The most important challenges facing the Middle East are highlighted in a survey by the Carnegie Endowment for International Peace. Our regular writer, Ahmad Abdul-Rahman, explains the results.
The challenges facing the Middle East - terrorism, extremism, civil war, foreign intervention, sectarianism, corruption, and authoritarianism - are both horrific and perplexing. With so many problems, it seems difficult to know where to begin in addressing them, and what roles external actors should play. This dilemma represents the starting point for the first survey of Arab experts conducted by the Carnegie Endowment for the International Peace Middle East Program.
The study represents detailed opinions of 105 experts from almost all Arab countries. They include leaders, civil society activists, industrialists, scientists, former ministers, members of parliament, advisors and heads of state.

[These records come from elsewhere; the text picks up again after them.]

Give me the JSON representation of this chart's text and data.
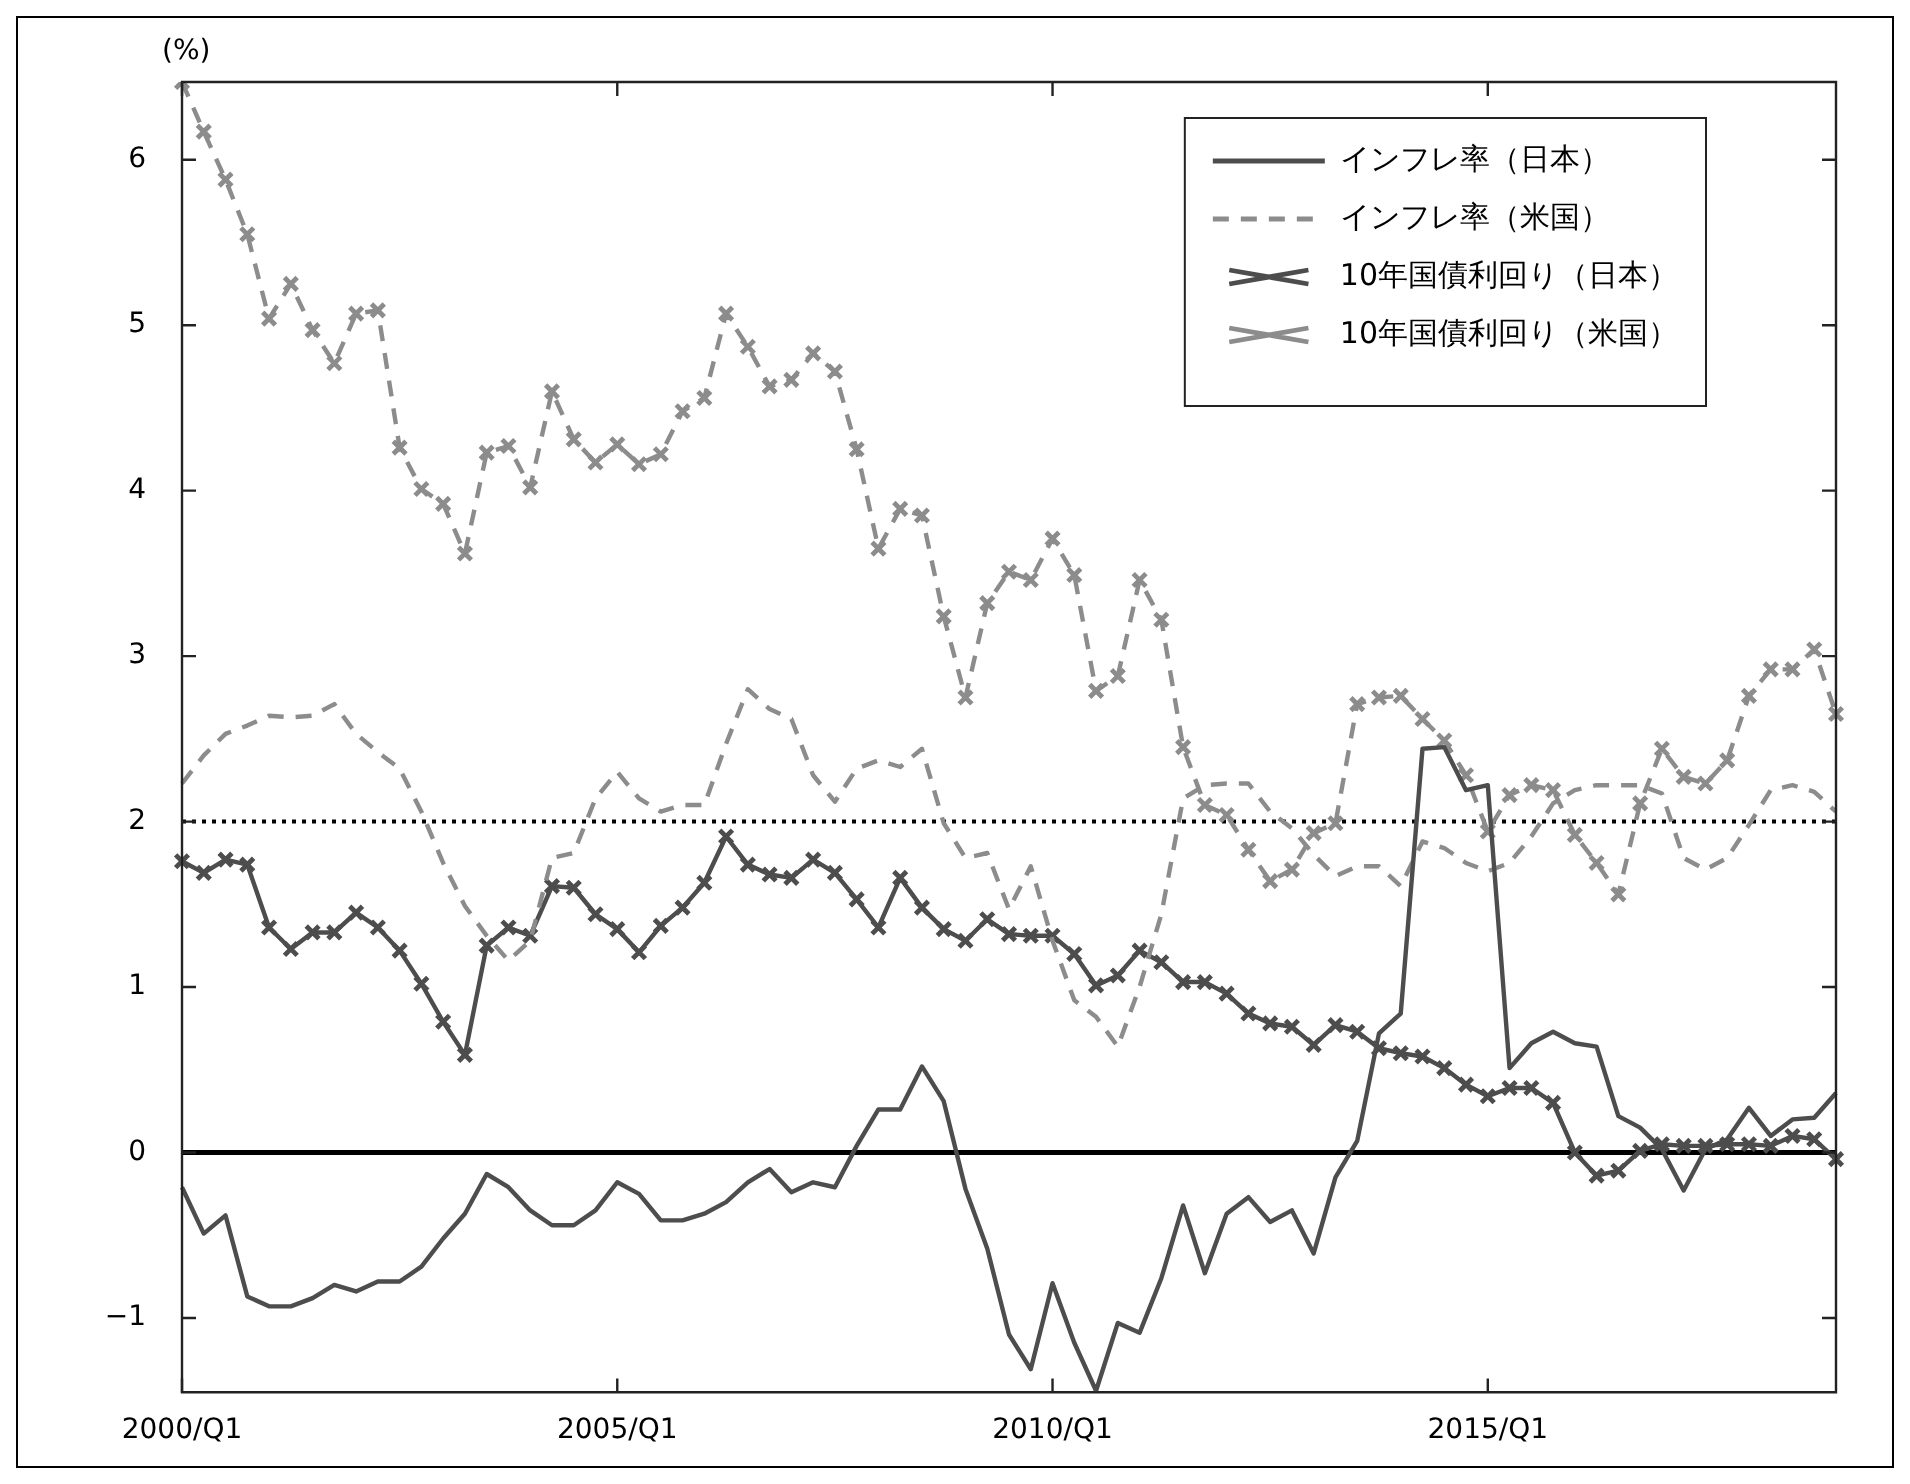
{
  "chart_data": {
    "type": "line",
    "ylabel": "(%)",
    "categories": [
      "2000/Q1",
      null,
      null,
      null,
      null,
      null,
      null,
      null,
      null,
      null,
      null,
      null,
      null,
      null,
      null,
      null,
      null,
      null,
      null,
      null,
      "2005/Q1",
      null,
      null,
      null,
      null,
      null,
      null,
      null,
      null,
      null,
      null,
      null,
      null,
      null,
      null,
      null,
      null,
      null,
      null,
      null,
      "2010/Q1",
      null,
      null,
      null,
      null,
      null,
      null,
      null,
      null,
      null,
      null,
      null,
      null,
      null,
      null,
      null,
      null,
      null,
      null,
      null,
      "2015/Q1",
      null,
      null,
      null,
      null,
      null,
      null,
      null,
      null,
      null,
      null,
      null,
      null,
      null,
      null,
      null,
      null
    ],
    "ylim": [
      -1.45,
      6.47
    ],
    "yticks": [
      -1,
      0,
      1,
      2,
      3,
      4,
      5,
      6
    ],
    "grid": false,
    "legend": "top right",
    "ref_lines": [
      {
        "axis": "y",
        "value": 0,
        "color": "#000000",
        "line_style": "solid"
      },
      {
        "axis": "y",
        "value": 2,
        "color": "#000000",
        "line_style": "dotted"
      }
    ],
    "series": [
      {
        "name": "インフレ率（日本）",
        "color": "#4d4d4d",
        "marker": "none",
        "line_style": "solid",
        "values": [
          -0.21,
          -0.49,
          -0.38,
          -0.87,
          -0.93,
          -0.93,
          -0.88,
          -0.8,
          -0.84,
          -0.78,
          -0.78,
          -0.69,
          -0.52,
          -0.37,
          -0.13,
          -0.21,
          -0.35,
          -0.44,
          -0.44,
          -0.35,
          -0.18,
          -0.25,
          -0.41,
          -0.41,
          -0.37,
          -0.3,
          -0.18,
          -0.1,
          -0.24,
          -0.18,
          -0.21,
          0.04,
          0.26,
          0.26,
          0.52,
          0.31,
          -0.22,
          -0.58,
          -1.1,
          -1.31,
          -0.79,
          -1.15,
          -1.44,
          -1.03,
          -1.09,
          -0.76,
          -0.32,
          -0.73,
          -0.37,
          -0.27,
          -0.42,
          -0.35,
          -0.61,
          -0.15,
          0.07,
          0.72,
          0.84,
          2.44,
          2.45,
          2.19,
          2.22,
          0.51,
          0.66,
          0.73,
          0.66,
          0.64,
          0.22,
          0.15,
          0.02,
          -0.23,
          0.02,
          0.08,
          0.27,
          0.1,
          0.2,
          0.21,
          0.36
        ]
      },
      {
        "name": "インフレ率（米国）",
        "color": "#8c8c8c",
        "marker": "none",
        "line_style": "dashed",
        "values": [
          2.23,
          2.4,
          2.53,
          2.58,
          2.64,
          2.63,
          2.64,
          2.71,
          2.53,
          2.42,
          2.32,
          2.06,
          1.75,
          1.49,
          1.31,
          1.16,
          1.28,
          1.78,
          1.81,
          2.14,
          2.3,
          2.14,
          2.06,
          2.1,
          2.1,
          2.47,
          2.8,
          2.68,
          2.62,
          2.28,
          2.12,
          2.32,
          2.37,
          2.33,
          2.44,
          1.99,
          1.78,
          1.81,
          1.47,
          1.73,
          1.28,
          0.92,
          0.82,
          0.64,
          1.0,
          1.44,
          2.14,
          2.22,
          2.23,
          2.23,
          2.06,
          1.96,
          1.8,
          1.67,
          1.73,
          1.73,
          1.61,
          1.88,
          1.84,
          1.75,
          1.7,
          1.75,
          1.91,
          2.11,
          2.19,
          2.22,
          2.22,
          2.22,
          2.17,
          1.78,
          1.71,
          1.78,
          1.98,
          2.19,
          2.22,
          2.18,
          2.06
        ]
      },
      {
        "name": "10年国債利回り（日本）",
        "color": "#4d4d4d",
        "marker": "cross",
        "line_style": "solid",
        "values": [
          1.76,
          1.69,
          1.77,
          1.74,
          1.36,
          1.23,
          1.33,
          1.33,
          1.45,
          1.36,
          1.22,
          1.02,
          0.79,
          0.59,
          1.25,
          1.36,
          1.31,
          1.61,
          1.6,
          1.44,
          1.35,
          1.21,
          1.37,
          1.48,
          1.63,
          1.91,
          1.74,
          1.68,
          1.66,
          1.77,
          1.69,
          1.53,
          1.36,
          1.66,
          1.48,
          1.35,
          1.28,
          1.41,
          1.32,
          1.31,
          1.31,
          1.2,
          1.01,
          1.07,
          1.22,
          1.15,
          1.03,
          1.03,
          0.96,
          0.84,
          0.78,
          0.76,
          0.65,
          0.77,
          0.73,
          0.63,
          0.6,
          0.58,
          0.51,
          0.41,
          0.34,
          0.39,
          0.39,
          0.3,
          0.0,
          -0.14,
          -0.11,
          0.01,
          0.05,
          0.04,
          0.04,
          0.05,
          0.05,
          0.04,
          0.1,
          0.08,
          -0.04
        ]
      },
      {
        "name": "10年国債利回り（米国）",
        "color": "#8c8c8c",
        "marker": "cross",
        "line_style": "dashed",
        "values": [
          6.47,
          6.17,
          5.88,
          5.55,
          5.04,
          5.25,
          4.97,
          4.77,
          5.07,
          5.09,
          4.26,
          4.01,
          3.92,
          3.62,
          4.23,
          4.27,
          4.02,
          4.6,
          4.31,
          4.17,
          4.28,
          4.16,
          4.22,
          4.48,
          4.56,
          5.07,
          4.87,
          4.63,
          4.67,
          4.83,
          4.72,
          4.25,
          3.65,
          3.89,
          3.85,
          3.24,
          2.75,
          3.32,
          3.51,
          3.46,
          3.71,
          3.49,
          2.79,
          2.88,
          3.46,
          3.22,
          2.45,
          2.1,
          2.04,
          1.83,
          1.64,
          1.71,
          1.93,
          1.99,
          2.71,
          2.75,
          2.76,
          2.62,
          2.49,
          2.28,
          1.94,
          2.16,
          2.22,
          2.19,
          1.92,
          1.75,
          1.56,
          2.11,
          2.44,
          2.27,
          2.23,
          2.37,
          2.76,
          2.92,
          2.92,
          3.04,
          2.65
        ]
      }
    ]
  }
}
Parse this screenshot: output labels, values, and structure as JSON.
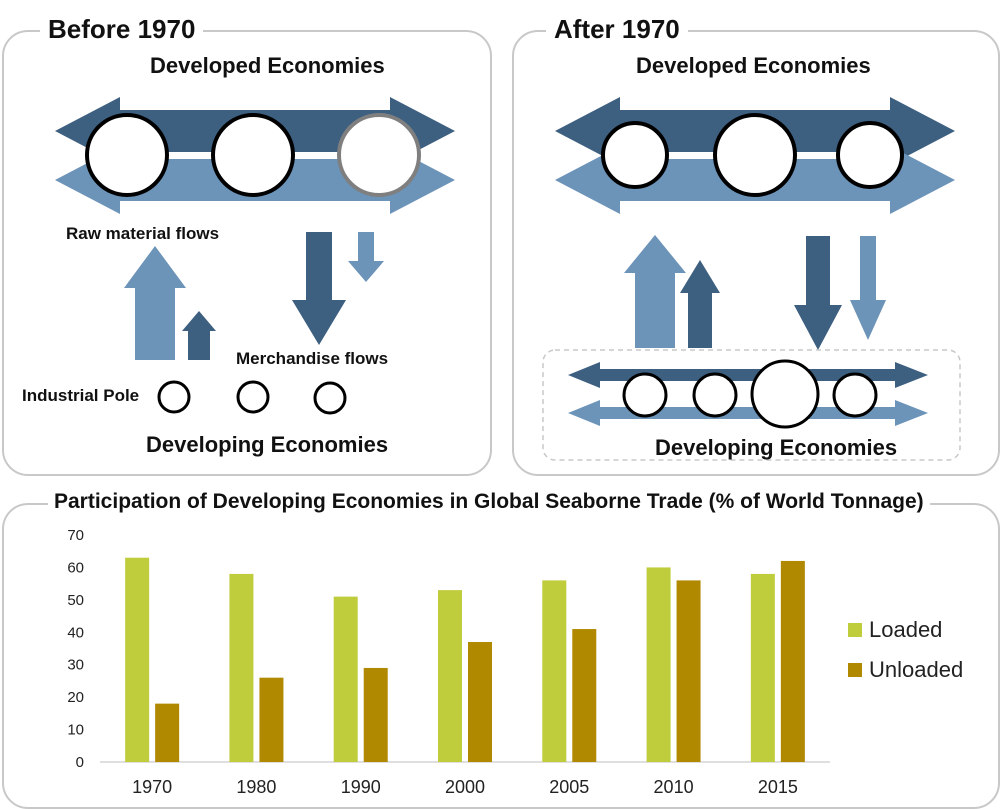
{
  "before": {
    "title": "Before 1970",
    "top_label": "Developed Economies",
    "bottom_label": "Developing Economies",
    "raw_label": "Raw material flows",
    "merch_label": "Merchandise flows",
    "pole_label": "Industrial Pole"
  },
  "after": {
    "title": "After 1970",
    "top_label": "Developed Economies",
    "bottom_label": "Developing Economies"
  },
  "colors": {
    "dark_arrow": "#3d5f80",
    "light_arrow": "#6c93b8",
    "loaded": "#bfcc3c",
    "unloaded": "#b08900"
  },
  "chart_data": {
    "type": "bar",
    "title": "Participation of Developing Economies in Global Seaborne Trade (% of World Tonnage)",
    "categories": [
      "1970",
      "1980",
      "1990",
      "2000",
      "2005",
      "2010",
      "2015"
    ],
    "series": [
      {
        "name": "Loaded",
        "values": [
          63,
          58,
          51,
          53,
          56,
          60,
          58
        ]
      },
      {
        "name": "Unloaded",
        "values": [
          18,
          26,
          29,
          37,
          41,
          56,
          62
        ]
      }
    ],
    "ylim": [
      0,
      70
    ],
    "yticks": [
      "0",
      "10",
      "20",
      "30",
      "40",
      "50",
      "60",
      "70"
    ],
    "grid": false,
    "legend_position": "right"
  }
}
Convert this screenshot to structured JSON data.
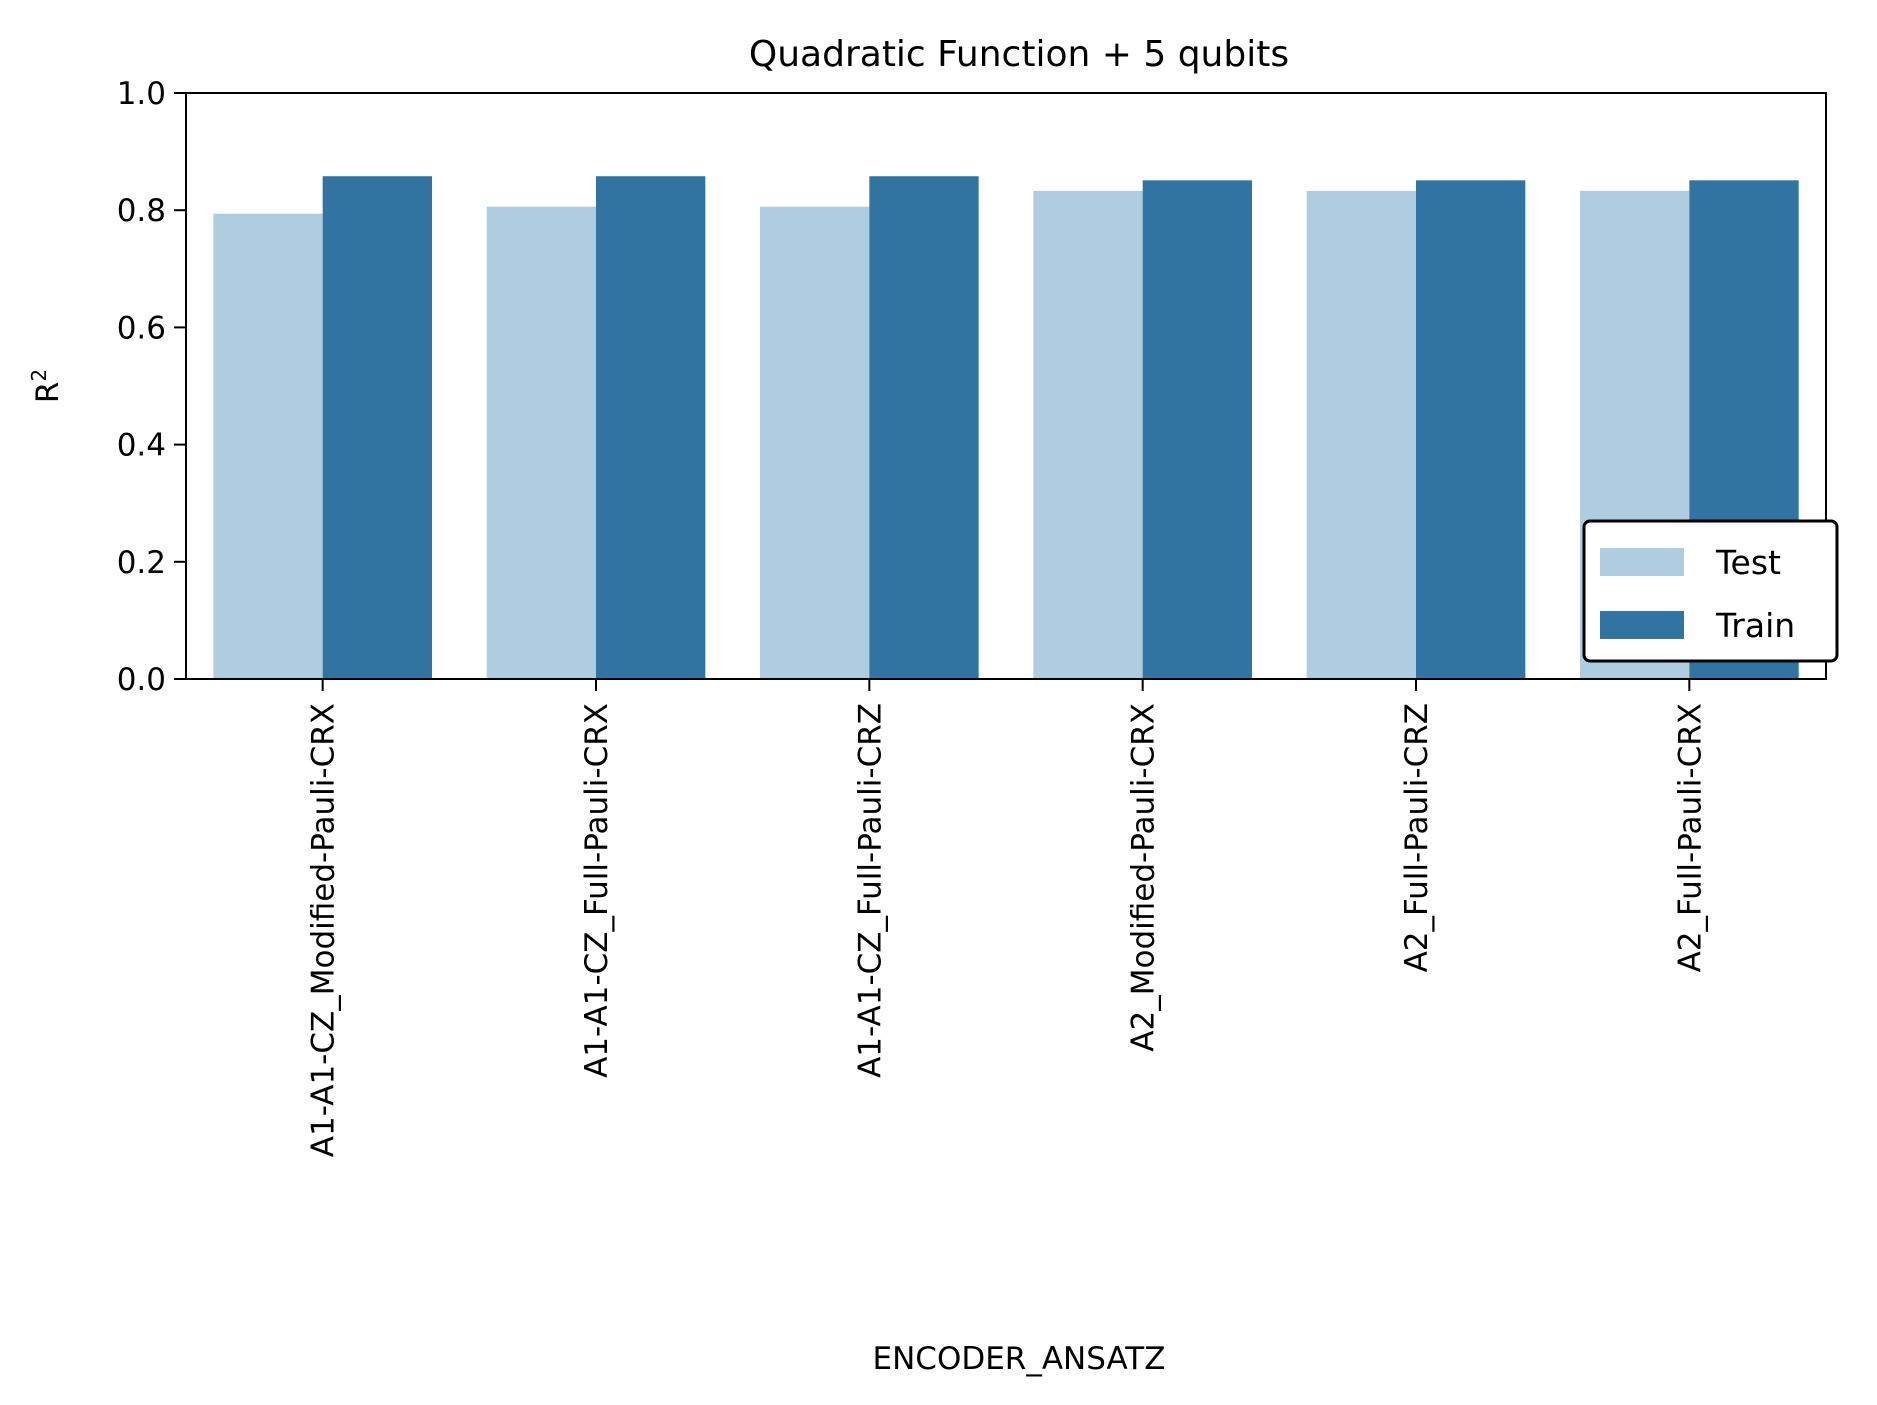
{
  "chart_data": {
    "type": "bar",
    "title": "Quadratic Function + 5 qubits",
    "xlabel": "ENCODER_ANSATZ",
    "ylabel_base": "R",
    "ylabel_sup": "2",
    "ylim": [
      0,
      1.0
    ],
    "yticks": [
      "0.0",
      "0.2",
      "0.4",
      "0.6",
      "0.8",
      "1.0"
    ],
    "categories": [
      "A1-A1-CZ_Modified-Pauli-CRX",
      "A1-A1-CZ_Full-Pauli-CRX",
      "A1-A1-CZ_Full-Pauli-CRZ",
      "A2_Modified-Pauli-CRX",
      "A2_Full-Pauli-CRZ",
      "A2_Full-Pauli-CRX"
    ],
    "series": [
      {
        "name": "Test",
        "color": "#aecde1",
        "values": [
          0.794,
          0.806,
          0.806,
          0.833,
          0.833,
          0.833
        ]
      },
      {
        "name": "Train",
        "color": "#3274a1",
        "values": [
          0.858,
          0.858,
          0.858,
          0.851,
          0.851,
          0.851
        ]
      }
    ],
    "legend_position": "lower-right",
    "grid": false
  }
}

This survey is qualitative rather than quantitative in nature. The experts were not chosen at random, and the results do not necessarily represent the wider Arab public. However, as they are voices that may exert pressure or lead efforts for change and reform, since they provide an important insight into the political dilemmas in the Middle East. Experts' opinions are complex and often contradictory, and yet three topics in particular resurface: the legitimacy of governing, the prioritisation of local concerns, and democratic prospects.
Legitimacy of governing
After many years of the Arab Spring revolutions, the legitimacy crisis that helped precipitate these revolutions has not lost its resonance. Experts are almost unanimous in their deep dissatisfaction with the nature of their governments' handling of the many challenges they face. The topics that capture their anger take many forms, from authoritarianism to corruption, nepotism and outside interference. These various sources of discontent highlight the inherent absence of meaningful social contracts between states and citizens in most countries of the Middle East.
Prioritisation of local concerns
Despite the region's many geopolitical challenges, the region's governance crisis is drawing experts' inward focus to local matters. Media reports on the Middle East, both Western and Arab focus on acute crises in the region, such as the military campaign against the unilaterally declared Islamic State, the conflict in Yemen, and the Saudi-Iran regional rivalry. While there is no consensus among experts on the underlying causes of unrest in the region and in their own countries, the challenges closest to home are prioritised on issues such as authoritarianism, corruption and lack of accountability.
Prospects for democracy
Experts generally view democratic governance not as an end in itself but as a means to improve accountability and tackle corruption. Although they overwhelmingly support representative democracy, they tend to distinguish democratic institutions from their external trappings. They express great indignation at the missed opportunities resulting from the failure of governance, and see that there are direct links between the absence of political pluralism and the rise of waves of extremism facing the Middle East.
The most important results of the study
• Arab experts who were included in the study expressed their strong dissatisfaction with their governments. Although many experts have served, and some continue to serve, in senior government positions, only four out of 93 respondents from Egypt, Jordan, Lebanon, and the United Arab Emirates (UAE) expressed satisfaction with their governments. Libyan, Syrian, and Yemeni experts were frank in describing the general collapse of state institutions and ruling legitimacy.
• Experts were asked about the possibility of implementing democracy in their countries. Only six out of 101 believe that democracy is not suitable for their country. However, Arab societies have a great deal of experience with authoritarian regimes that skillfully manipulate the trappings of democracy to create a thin veneer of legitimacy. Few experts spoke of democracy in an exemplary tone, and a large number of them made clear that democratic governance is not an end in itself but rather a mechanism for improving accountability and tackling corruption.
• Experts want armies capable of defending the sovereignty of their countries, but most of them want this role to be limited to external defence. Despite the growing security threats, only about one in five participants advocate a direct role for the military, either in providing internal stability or in protecting the internal political order.
• Experts tend to want a separation between religious and political institutions, and about six out of 10 experts explicitly oppose a role for religious authorities in governance. In contrast, about a quarter of these experts advocate that religious authorities have a limited advisory role, such as spiritual guidance and the promotion of tolerance.
• Experts favor a mixed economic system while retaining an important role for government. Most of them refer not to technical, fiscal, or regulatory fiscal policy issues but to the more fundamental issues of fighting corruption, reducing nepotism, and enhancing transparency.
• Regarding the role that the US should play in the Middle East, the experts were ambivalent, and their opinions included a lot of deep skepticism about US policies. Two out of 10 asked the US to stop its involvement, limit its military role, or play no role at all.